Core retail sales were previously reported to have increased 0.5 percent in July. Despite the slowdown in core retail sales in August, consumer spending remains supported by a tightening labour market, which is steadily pushing up wages.
Annual wage growth increased at its fastest pace in more than nine years in August and there were a record 6.9 million job openings in July. Spending is also being underpinned by tax cuts and higher savings.
The dollar briefly fell against a basket of currencies on the data, while U.S. Treasury yields rose to session highs.
Weak Auto Sales
The economy is poised for strong growth in the third quarter and this year, but an escalating trade war between the United States and China is casting a shadow on the long-term outlook.
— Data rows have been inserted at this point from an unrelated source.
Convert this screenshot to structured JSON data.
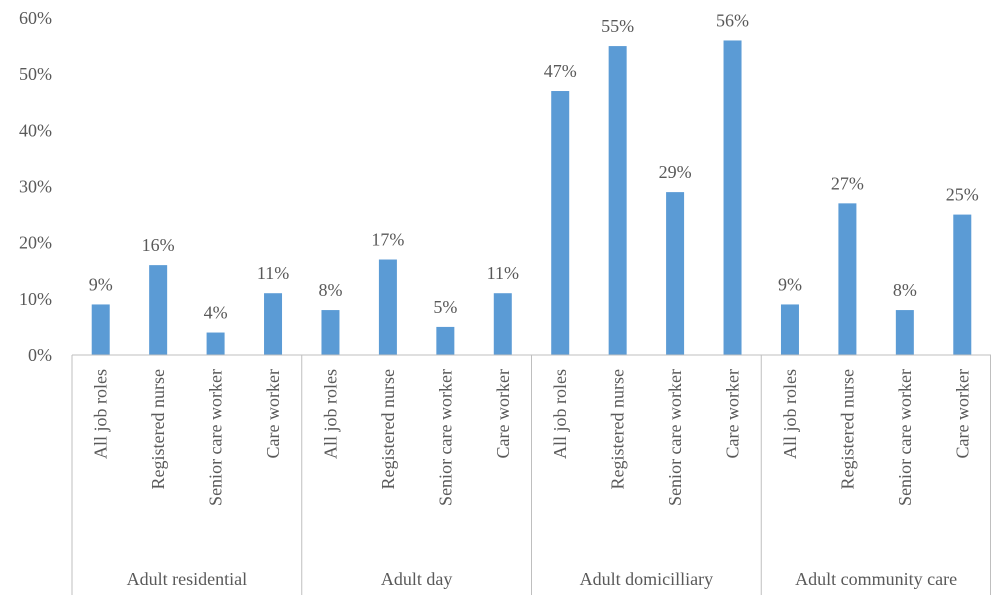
{
  "chart_data": {
    "type": "bar",
    "title": "",
    "xlabel": "",
    "ylabel": "",
    "ylim": [
      0,
      60
    ],
    "yticks": [
      0,
      10,
      20,
      30,
      40,
      50,
      60
    ],
    "y_tick_format": "percent",
    "grid": false,
    "legend": "none",
    "bar_color": "#5b9bd5",
    "groups": [
      {
        "name": "Adult residential",
        "categories": [
          "All job roles",
          "Registered nurse",
          "Senior care worker",
          "Care worker"
        ],
        "values": [
          9,
          16,
          4,
          11
        ],
        "labels": [
          "9%",
          "16%",
          "4%",
          "11%"
        ]
      },
      {
        "name": "Adult day",
        "categories": [
          "All job roles",
          "Registered nurse",
          "Senior care worker",
          "Care worker"
        ],
        "values": [
          8,
          17,
          5,
          11
        ],
        "labels": [
          "8%",
          "17%",
          "5%",
          "11%"
        ]
      },
      {
        "name": "Adult domicilliary",
        "categories": [
          "All job roles",
          "Registered nurse",
          "Senior care worker",
          "Care worker"
        ],
        "values": [
          47,
          55,
          29,
          56
        ],
        "labels": [
          "47%",
          "55%",
          "29%",
          "56%"
        ]
      },
      {
        "name": "Adult community care",
        "categories": [
          "All job roles",
          "Registered nurse",
          "Senior care worker",
          "Care worker"
        ],
        "values": [
          9,
          27,
          8,
          25
        ],
        "labels": [
          "9%",
          "27%",
          "8%",
          "25%"
        ]
      }
    ]
  }
}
President Donald Trump last week threatened duties on another $267 billion worth of Chinese goods on top of a $200 billion tariff list that is awaiting his decision. Washington already has slapped duties on $50 billion worth of Chinese imports, provoking retaliation from Beijing.
The economy grew at a 4.2 percent annualised rate in the April-June period, the fastest in nearly four years and almost double the 2.2 percent pace set in the first quarter. Growth estimates for the third quarter top a 3.0 percent rate.
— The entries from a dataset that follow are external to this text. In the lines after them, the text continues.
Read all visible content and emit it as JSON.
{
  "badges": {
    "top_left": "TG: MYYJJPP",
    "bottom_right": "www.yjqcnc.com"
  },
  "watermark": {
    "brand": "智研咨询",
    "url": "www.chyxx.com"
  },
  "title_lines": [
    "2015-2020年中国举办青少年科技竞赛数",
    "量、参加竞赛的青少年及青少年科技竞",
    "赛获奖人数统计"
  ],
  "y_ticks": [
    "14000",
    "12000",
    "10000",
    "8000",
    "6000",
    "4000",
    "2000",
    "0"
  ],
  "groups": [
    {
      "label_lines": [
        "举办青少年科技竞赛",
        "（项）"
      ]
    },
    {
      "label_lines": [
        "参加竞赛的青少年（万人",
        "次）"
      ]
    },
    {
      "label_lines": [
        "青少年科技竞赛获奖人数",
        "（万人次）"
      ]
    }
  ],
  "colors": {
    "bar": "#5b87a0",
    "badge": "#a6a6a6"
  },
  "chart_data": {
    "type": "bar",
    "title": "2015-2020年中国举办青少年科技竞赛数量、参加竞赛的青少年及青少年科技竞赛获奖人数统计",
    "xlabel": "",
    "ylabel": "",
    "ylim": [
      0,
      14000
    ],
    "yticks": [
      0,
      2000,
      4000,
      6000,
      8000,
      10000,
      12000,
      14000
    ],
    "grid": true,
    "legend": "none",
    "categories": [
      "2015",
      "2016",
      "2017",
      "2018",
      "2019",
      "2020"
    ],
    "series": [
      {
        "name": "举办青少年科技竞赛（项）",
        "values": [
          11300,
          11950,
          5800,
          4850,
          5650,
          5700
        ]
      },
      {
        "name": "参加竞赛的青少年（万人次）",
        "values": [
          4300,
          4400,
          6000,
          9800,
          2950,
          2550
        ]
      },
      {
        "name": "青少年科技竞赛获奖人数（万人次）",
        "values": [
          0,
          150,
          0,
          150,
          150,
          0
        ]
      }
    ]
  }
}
Auto sales fell 0.8 percent in August after slipping 0.1 percent in July. Receipts at service stations surged 1.7 percent, likely reflecting gasoline prices, which have risen by about 32 cents per gallon this year according to data from the U.S. Energy Information Administration.
Sales at clothing stores fell 1.7 percent, the biggest drop since February 2017, after accelerating 2.2 percent in July. Receipts at furniture stores fell 0.3 percent and sales at building material stores were unchanged last month.
But there were increases in online and mail-order retail sales and Americans also spent a bit more at restaurants and bars. Spending at hobby, musical instrument and book stores rose after declining for several months.
In a separate report on Friday, the Labour Department said import prices fell 0.6 percent in August, the largest decline since January 2016, after slipping 0.1 percent in July.
The drop in import prices likely reflects a strong dollar, which has gained more than 6 percent this year against the currencies of the United States' main trade partners.
In the 12 months through August, import prices rose 3.7 percent, slowing after surging 4.9 percent in July.Prices for goods imported from China slipped 0.1 percent in August for a second straight month. Prices for Chinese imports gained 0.2 percent in the 12 months through August.